#Matteostaisereno? Mica tanto. Renato Brunetta, capogruppo di Forza Italia alla Camera boccia il progetto di riforma del Senato avanzata da Matteo Renzi. Nel mirino dell’esponente forzista i 21 senatori nominati dal presidente della Repubblica e gli esponenti dei Comuni dentro questa famigerata organo delle Autonomie: “Per noi non passeranno mai”. In precedenza erano arrivate altre parole di fuoco: “Renzi bluffa, sembra voler contrastare demagogia e populismo con demagogia e populismo. Veramente siamo sconcertati”, aggiungendo: “Renzi non ha la maggioranza al Senato. Lui ha la maggioranza nel partito ma non nei gruppi parlamentari e gioca con la pelle degli italiani”. Il problema è che Berlusconi, come ben sappiamo, ha stretto un patto con Renzi sulle riforme costituzionali; ora sembra ergersi un muro. Il premier si dice certo che l’asse con FI reggerà alla prova del voto di Palazzo Madama. Sarà così? Lo abbiamo chiesto a Francesco Paolo Sisto, deputato azzurro, presidente della I Commissione Affari Costituzionali.
La proposta di riforma del Senato avanzata da Renzi è stata duramente attaccata da Brunetta. Si incrina il patto stretto al Nazareno tra il premier e Berlusconi?
No, sono osservazioni legittime. È normale che vi sia un testo base sul quale si innestano delle critiche, che poi possono essere raccolte, discusse, perfezionate e tramutate in modifiche. Guai se vi fosse semplice adesione a una proposta. È giusto che vi siano tutte le chiose del caso, provenienti da tutte le anime di coloro che aderiscono al patto. È, insomma, una fisiologica dinamica di opinioni.

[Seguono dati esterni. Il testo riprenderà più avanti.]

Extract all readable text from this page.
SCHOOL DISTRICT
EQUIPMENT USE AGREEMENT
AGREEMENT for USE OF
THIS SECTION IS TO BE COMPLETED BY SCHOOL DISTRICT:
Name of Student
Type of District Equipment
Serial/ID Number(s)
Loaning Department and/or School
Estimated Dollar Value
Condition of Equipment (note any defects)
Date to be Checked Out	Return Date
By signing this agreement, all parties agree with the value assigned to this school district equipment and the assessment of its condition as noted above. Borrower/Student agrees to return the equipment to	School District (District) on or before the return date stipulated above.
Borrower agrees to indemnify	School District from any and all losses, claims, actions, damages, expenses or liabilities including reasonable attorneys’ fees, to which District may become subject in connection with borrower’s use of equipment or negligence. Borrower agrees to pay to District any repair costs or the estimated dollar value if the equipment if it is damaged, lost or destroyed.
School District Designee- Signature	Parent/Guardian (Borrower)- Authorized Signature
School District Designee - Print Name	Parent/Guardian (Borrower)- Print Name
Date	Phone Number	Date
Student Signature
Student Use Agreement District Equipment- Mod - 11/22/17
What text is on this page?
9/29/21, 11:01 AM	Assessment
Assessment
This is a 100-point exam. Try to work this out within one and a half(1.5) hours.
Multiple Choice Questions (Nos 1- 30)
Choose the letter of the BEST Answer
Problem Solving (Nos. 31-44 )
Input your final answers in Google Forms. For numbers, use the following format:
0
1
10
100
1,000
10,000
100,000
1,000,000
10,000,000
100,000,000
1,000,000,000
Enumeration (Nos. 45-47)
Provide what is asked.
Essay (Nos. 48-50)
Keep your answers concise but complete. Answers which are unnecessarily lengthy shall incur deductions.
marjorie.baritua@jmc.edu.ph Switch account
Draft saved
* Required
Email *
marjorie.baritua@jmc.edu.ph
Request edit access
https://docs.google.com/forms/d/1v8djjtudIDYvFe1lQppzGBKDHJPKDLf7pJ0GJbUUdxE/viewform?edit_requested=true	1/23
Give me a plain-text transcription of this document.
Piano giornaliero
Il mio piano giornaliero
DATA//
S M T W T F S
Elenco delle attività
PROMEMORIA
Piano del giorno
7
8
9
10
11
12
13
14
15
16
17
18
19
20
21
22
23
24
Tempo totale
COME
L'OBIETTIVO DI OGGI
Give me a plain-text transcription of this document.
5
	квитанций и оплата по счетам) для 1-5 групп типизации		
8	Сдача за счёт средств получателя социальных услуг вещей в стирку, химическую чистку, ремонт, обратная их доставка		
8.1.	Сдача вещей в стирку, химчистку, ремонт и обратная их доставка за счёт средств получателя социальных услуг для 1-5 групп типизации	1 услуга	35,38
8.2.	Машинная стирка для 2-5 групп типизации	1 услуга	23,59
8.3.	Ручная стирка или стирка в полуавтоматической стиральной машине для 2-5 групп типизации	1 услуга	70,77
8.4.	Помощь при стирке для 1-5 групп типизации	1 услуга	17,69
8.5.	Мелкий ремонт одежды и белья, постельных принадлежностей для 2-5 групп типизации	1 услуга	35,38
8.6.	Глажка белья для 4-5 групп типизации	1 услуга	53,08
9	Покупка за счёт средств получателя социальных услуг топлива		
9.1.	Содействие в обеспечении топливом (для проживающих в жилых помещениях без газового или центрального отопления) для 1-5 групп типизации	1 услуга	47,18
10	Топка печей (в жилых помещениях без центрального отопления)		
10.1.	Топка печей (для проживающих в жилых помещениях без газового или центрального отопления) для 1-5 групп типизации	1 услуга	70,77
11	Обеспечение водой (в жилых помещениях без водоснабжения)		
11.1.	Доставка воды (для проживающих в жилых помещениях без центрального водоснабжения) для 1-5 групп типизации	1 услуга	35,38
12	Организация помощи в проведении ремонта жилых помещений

Quello che conta è che sul testo si crei una dinamica di dialogo efficace: la sede naturale per discutere è il Parlamento. La democrazia parlamentare funziona così.
Non piacciono i 21 senatori nominati dal presidente della Repubblica e gli esponenti dei Comuni. Perché?
Anch’io sono fortemente contrario a questa impostazione. Non c’è bisogno che il presidente abbia una guardia, un manipolo di opliti, all’interno del Senato; la trovo una cosa ingiustificata. E non è neanche un buon corrispettivo rispetto alla mancata elezione. Per metodo e per merito non la valuto una scelta che possa essere avallata.
Non ci sarà un muro contro muro? Primo tassello, magari, di una rottura…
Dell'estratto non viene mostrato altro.